The closest small, dark place he could see here was the pitch-black shadow of a
jutting piece of rock on this stroid. He hoped the cat knew that Machines can't
snuggle with rock.
Suddenly
he remembered. The code! Harrison had sent each of them the code needed to nab
the Machine and bring it in for her. In a moment Calico's Machine was connected
to his brain and returning to him. He told it to follow thirty yards behind him
and started to look for the next yellow splotch.
Jim
grinned a little at nobody in particular. This hunting reminded him of the days
of looking for space trash for his dad to put in his junkyard on the edge of
the Snowy Belt or to build into some off-hand Machine. Back then they still
hadn't developed this nav system, so the hunting involved lots of flying in
rings around stroids and hoping you weren't looking at the same stroid three
times.
That
was a joke.
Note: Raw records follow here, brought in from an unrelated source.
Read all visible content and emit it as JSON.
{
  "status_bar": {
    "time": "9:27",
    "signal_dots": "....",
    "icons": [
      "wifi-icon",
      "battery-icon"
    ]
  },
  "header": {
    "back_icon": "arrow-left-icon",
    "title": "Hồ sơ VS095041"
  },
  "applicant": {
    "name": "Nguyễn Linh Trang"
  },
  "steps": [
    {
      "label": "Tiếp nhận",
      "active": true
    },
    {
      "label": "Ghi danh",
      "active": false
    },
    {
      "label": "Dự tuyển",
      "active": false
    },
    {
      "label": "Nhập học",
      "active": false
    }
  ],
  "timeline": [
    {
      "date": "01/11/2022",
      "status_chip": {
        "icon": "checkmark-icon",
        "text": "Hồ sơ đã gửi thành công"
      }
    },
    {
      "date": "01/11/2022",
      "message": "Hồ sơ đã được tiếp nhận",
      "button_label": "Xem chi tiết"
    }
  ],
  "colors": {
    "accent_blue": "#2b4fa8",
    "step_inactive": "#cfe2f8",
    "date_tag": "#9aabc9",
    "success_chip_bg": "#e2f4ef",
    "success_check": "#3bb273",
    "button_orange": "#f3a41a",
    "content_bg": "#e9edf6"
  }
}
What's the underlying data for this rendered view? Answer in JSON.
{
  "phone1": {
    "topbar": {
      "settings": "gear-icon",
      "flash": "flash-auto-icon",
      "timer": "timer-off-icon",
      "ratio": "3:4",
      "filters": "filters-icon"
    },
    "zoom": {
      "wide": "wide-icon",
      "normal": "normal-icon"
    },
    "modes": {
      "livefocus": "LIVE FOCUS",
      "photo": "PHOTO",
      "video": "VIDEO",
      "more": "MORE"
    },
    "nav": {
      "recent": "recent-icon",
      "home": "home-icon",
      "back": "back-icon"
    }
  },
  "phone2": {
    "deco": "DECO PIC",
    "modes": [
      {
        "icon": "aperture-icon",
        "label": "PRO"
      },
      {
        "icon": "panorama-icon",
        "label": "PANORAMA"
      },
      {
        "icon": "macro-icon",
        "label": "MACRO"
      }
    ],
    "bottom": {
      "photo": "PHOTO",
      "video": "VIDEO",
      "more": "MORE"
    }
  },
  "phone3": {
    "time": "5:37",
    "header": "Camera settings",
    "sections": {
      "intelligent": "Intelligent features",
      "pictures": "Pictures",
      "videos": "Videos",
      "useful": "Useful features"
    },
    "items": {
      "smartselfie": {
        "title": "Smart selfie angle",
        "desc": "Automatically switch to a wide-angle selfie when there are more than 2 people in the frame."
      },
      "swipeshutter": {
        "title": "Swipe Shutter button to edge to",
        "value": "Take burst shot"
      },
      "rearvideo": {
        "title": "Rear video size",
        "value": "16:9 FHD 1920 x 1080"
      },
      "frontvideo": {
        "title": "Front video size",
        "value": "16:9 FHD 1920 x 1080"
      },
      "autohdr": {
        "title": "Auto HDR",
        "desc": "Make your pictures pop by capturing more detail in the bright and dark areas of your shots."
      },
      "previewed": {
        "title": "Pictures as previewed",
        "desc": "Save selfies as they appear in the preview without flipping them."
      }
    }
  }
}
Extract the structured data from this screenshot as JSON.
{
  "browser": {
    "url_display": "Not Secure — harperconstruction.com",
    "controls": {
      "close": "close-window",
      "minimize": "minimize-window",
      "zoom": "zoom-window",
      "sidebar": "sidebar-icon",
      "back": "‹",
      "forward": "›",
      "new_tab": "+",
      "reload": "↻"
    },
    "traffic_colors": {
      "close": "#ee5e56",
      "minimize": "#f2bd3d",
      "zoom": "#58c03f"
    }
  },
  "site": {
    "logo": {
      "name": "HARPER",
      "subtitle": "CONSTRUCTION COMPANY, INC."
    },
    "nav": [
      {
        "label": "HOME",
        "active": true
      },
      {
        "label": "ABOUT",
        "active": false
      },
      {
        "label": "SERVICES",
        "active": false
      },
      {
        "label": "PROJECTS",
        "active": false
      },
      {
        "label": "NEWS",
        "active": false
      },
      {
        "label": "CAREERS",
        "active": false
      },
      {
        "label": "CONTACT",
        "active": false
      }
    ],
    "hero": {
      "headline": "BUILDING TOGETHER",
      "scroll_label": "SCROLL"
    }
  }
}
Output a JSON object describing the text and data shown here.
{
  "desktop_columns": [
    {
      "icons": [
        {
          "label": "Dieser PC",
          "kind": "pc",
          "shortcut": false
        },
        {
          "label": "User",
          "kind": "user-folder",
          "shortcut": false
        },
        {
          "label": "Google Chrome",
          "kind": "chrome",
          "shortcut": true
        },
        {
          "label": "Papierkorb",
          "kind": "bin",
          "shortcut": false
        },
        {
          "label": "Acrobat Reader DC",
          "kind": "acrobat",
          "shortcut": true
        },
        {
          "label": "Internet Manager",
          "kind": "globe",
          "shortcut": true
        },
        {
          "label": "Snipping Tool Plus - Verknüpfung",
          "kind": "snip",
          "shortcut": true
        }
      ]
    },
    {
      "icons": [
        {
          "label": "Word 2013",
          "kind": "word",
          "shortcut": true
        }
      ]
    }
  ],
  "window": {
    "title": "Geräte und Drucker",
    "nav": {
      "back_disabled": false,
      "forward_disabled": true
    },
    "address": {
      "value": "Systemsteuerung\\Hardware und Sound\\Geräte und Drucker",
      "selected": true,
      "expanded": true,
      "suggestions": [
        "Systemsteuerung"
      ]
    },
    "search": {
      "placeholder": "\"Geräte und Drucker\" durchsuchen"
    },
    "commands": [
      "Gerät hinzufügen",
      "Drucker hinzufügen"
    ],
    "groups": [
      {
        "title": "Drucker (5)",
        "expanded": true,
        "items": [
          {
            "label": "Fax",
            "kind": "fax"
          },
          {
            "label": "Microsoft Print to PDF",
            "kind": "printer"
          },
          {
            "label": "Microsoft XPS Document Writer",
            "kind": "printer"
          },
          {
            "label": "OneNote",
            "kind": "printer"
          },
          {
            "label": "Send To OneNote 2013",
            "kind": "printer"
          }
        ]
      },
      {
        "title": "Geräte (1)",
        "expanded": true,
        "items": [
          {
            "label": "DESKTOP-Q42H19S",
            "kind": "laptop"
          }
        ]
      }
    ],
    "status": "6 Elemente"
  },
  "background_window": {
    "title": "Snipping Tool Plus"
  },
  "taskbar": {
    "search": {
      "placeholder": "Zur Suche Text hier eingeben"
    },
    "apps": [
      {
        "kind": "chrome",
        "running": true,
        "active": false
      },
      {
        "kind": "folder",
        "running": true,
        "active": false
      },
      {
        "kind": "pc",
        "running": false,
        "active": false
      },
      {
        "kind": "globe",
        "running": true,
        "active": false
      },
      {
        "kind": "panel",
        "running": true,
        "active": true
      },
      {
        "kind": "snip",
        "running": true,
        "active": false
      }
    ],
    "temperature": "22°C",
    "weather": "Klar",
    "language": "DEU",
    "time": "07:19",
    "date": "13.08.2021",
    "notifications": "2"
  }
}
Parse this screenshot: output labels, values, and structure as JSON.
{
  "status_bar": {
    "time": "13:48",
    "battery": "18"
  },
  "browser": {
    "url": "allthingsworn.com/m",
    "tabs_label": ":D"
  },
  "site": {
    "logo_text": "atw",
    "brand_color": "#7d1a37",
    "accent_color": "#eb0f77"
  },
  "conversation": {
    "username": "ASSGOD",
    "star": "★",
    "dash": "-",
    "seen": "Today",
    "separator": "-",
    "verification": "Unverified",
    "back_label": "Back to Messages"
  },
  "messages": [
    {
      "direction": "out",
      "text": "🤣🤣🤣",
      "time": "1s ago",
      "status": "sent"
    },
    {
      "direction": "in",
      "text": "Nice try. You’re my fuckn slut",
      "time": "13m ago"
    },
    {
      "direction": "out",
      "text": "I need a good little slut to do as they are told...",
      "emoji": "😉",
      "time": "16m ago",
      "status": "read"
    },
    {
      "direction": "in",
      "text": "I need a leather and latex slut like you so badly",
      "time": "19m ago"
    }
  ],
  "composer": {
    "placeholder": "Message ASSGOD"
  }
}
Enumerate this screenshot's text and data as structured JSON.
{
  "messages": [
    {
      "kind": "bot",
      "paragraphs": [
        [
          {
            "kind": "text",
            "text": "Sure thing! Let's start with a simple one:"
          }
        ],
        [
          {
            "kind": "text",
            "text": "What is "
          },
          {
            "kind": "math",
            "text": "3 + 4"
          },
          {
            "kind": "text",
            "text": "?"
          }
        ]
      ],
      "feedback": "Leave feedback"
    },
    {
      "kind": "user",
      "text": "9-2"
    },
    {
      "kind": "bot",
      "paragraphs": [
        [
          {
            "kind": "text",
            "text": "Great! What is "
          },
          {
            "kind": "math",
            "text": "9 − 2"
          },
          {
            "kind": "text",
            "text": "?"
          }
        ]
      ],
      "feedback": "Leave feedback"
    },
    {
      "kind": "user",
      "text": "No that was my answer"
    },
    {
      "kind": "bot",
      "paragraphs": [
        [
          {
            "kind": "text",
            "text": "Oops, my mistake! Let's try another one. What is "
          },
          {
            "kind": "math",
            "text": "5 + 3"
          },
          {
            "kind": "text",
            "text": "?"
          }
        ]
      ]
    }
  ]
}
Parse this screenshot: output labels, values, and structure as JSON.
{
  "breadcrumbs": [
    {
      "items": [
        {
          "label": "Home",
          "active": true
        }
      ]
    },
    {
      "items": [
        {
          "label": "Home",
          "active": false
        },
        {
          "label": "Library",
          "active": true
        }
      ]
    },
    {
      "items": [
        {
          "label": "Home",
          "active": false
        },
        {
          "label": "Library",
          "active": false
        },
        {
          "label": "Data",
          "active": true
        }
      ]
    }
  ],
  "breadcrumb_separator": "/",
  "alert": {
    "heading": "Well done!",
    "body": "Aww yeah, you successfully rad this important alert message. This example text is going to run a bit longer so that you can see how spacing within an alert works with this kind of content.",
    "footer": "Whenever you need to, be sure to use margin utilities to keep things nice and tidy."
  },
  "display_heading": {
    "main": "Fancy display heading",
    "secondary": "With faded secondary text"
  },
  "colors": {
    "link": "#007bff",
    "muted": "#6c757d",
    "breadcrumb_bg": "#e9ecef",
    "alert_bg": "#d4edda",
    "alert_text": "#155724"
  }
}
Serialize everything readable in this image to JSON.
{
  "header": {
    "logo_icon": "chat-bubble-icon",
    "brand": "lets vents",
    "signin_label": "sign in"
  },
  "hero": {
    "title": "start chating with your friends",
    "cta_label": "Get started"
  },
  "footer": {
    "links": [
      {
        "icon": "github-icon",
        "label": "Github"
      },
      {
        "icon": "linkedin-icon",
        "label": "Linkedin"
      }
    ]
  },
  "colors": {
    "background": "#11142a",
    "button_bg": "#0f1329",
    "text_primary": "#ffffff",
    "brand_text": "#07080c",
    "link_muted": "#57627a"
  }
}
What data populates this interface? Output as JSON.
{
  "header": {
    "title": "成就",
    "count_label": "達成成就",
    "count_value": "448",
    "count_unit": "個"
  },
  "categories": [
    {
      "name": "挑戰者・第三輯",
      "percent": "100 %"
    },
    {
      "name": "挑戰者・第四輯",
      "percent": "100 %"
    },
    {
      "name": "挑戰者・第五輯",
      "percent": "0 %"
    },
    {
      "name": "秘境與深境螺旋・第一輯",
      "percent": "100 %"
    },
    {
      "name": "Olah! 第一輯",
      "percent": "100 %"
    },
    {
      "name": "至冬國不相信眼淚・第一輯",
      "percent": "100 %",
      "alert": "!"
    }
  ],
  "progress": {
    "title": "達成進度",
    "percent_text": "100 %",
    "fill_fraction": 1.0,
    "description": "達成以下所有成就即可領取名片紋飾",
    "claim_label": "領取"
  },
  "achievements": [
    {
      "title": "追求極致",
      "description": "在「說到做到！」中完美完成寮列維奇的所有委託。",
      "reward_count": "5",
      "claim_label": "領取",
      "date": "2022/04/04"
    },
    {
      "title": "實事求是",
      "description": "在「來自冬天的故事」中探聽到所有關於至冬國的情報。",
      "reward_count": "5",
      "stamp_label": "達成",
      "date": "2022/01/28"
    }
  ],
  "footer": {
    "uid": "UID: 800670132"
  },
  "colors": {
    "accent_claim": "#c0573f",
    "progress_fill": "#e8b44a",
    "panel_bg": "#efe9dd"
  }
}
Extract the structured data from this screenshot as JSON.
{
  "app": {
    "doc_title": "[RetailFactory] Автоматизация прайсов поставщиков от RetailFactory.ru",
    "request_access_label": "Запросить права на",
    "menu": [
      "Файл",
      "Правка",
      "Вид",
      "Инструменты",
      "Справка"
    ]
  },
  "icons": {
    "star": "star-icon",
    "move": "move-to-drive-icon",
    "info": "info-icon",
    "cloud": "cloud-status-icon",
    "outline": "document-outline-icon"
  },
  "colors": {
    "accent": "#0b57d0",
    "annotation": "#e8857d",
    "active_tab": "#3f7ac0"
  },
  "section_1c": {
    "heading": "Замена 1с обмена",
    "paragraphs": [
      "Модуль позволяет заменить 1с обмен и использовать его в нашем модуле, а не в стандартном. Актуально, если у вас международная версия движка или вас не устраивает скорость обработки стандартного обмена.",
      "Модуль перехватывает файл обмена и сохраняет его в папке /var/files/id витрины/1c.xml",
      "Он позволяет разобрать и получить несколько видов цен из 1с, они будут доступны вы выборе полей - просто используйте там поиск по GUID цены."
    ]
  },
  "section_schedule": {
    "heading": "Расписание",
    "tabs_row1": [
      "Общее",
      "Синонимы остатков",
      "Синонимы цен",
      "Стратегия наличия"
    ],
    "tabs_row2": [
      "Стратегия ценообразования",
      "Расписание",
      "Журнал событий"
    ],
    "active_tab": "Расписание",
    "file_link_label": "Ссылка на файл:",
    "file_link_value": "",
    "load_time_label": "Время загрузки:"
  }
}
Jim knew how to differentiate between stroids like he knew how to
differentiate between the flexuation panel and the hypo-protectorate sheet on a
Machine.
He
checked his screen. Several yellow splotches were on the other side of this
stroid. Jim figured they were fragments from a recent stroid collision, but when
he rounded the corner he was delighted to find that they were all ships in
different shades of white and brown. A crowd would make this so much easier.
That's
when he realized two things.
Calico
and her Machine were nowhere to be seen.
And
Harrison's ships were never brown or white.